What exactly do you expect to happen next?
That's not what the thread in question was. We were invited to join the discussion. If we had not been welcome to join the discussion, we would have stayed out of it.
Regarding the analogy:
it's not one but multiple connected rooms
the room with people in red shirts has suddenly decided to connect with the rooms with the less numerous blue and green shirts
it's not "someone" in a blue shirt, it's a significant number of people in blue shirts who think the red ones should simply return to their own room that they were perfectly happy with until now
https://lemm.ee/post/4543536
Where exactly do you see the invitation? I see "I am very interested to hear thoughts and responses from our own users."
go back to reddit. this is the fediverse, the entire point is that these are not, in fact, "separate" rooms. being connected is the default. that's why it requires a giant discussion to kick anyone out.

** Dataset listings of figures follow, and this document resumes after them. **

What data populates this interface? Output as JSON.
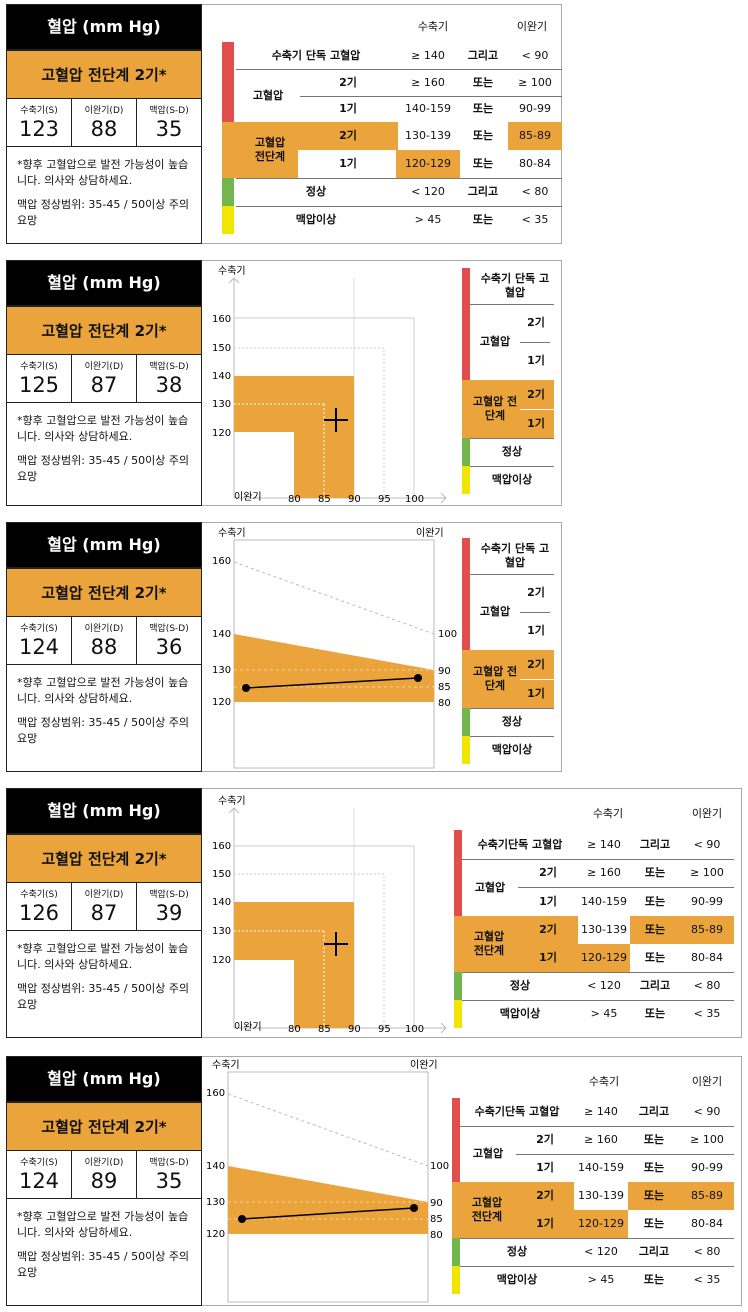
{
  "common": {
    "title": "혈압 (mm Hg)",
    "stage": "고혈압 전단계 2기*",
    "label_sys": "수축기(S)",
    "label_dia": "이완기(D)",
    "label_pulse": "맥압(S-D)",
    "note1": "*향후 고혈압으로 발전 가능성이 높습니다. 의사와 상담하세요.",
    "note2": "맥압 정상범위: 35-45 / 50이상 주의 요망"
  },
  "cards": [
    {
      "sys": "123",
      "dia": "88",
      "pulse": "35"
    },
    {
      "sys": "125",
      "dia": "87",
      "pulse": "38"
    },
    {
      "sys": "124",
      "dia": "88",
      "pulse": "36"
    },
    {
      "sys": "126",
      "dia": "87",
      "pulse": "39"
    },
    {
      "sys": "124",
      "dia": "89",
      "pulse": "35"
    }
  ],
  "table": {
    "col_sys": "수축기",
    "col_dia": "이완기",
    "isolated": "수축기 단독 고혈압",
    "isolated_nospace": "수축기단독 고혈압",
    "isolated_wrap": "수축기 단독 고혈압",
    "hypertension": "고혈압",
    "prehyp": "고혈압 전단계",
    "stage2": "2기",
    "stage1": "1기",
    "normal": "정상",
    "hypo": "맥압이상",
    "and": "그리고",
    "or": "또는",
    "iso_s": "≥ 140",
    "iso_d": "< 90",
    "h2_s": "≥ 160",
    "h2_d": "≥ 100",
    "h1_s": "140-159",
    "h1_d": "90-99",
    "p2_s": "130-139",
    "p2_d": "85-89",
    "p1_s": "120-129",
    "p1_d": "80-84",
    "n_s": "< 120",
    "n_d": "< 80",
    "l_s": "> 45",
    "l_d": "< 35"
  },
  "chart_data": [
    {
      "type": "area",
      "xlabel": "이완기",
      "ylabel": "수축기",
      "x_ticks": [
        "80",
        "85",
        "90",
        "95",
        "100"
      ],
      "y_ticks": [
        "120",
        "130",
        "140",
        "150",
        "160"
      ],
      "marker": {
        "x": 87,
        "y": 125
      }
    },
    {
      "type": "line",
      "left_axis": "수축기",
      "right_axis": "이완기",
      "left_ticks": [
        "120",
        "130",
        "140",
        "160"
      ],
      "right_ticks": [
        "80",
        "85",
        "90",
        "100"
      ],
      "segment": {
        "sys": 124,
        "dia": 88
      }
    }
  ],
  "colors": {
    "orange": "#EBA43C",
    "red": "#E04E4E",
    "green": "#74B64E",
    "yellow": "#F2E600"
  }
}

It was posted publicly to all federated communities and absolutely no indication was made that the majority of people to whom the post was sent were unwelcome to participate.
On Hexbear, we have a rule that we have to leave meta discussions of other instances alone if they want us to. All the admin had to say was, "lem.ee users only" and we would've stayed out. If you refuse to take such a simple measure to restrict discussion to your own community, you do not actually want to restrict discussion to your own community.
And the admin didn't. You can go ask him. He was not trying to keep hexbear users out or in any way offended by the fact that we participated in the discussion. Why are you (a member of neither instance) offended on his behalf?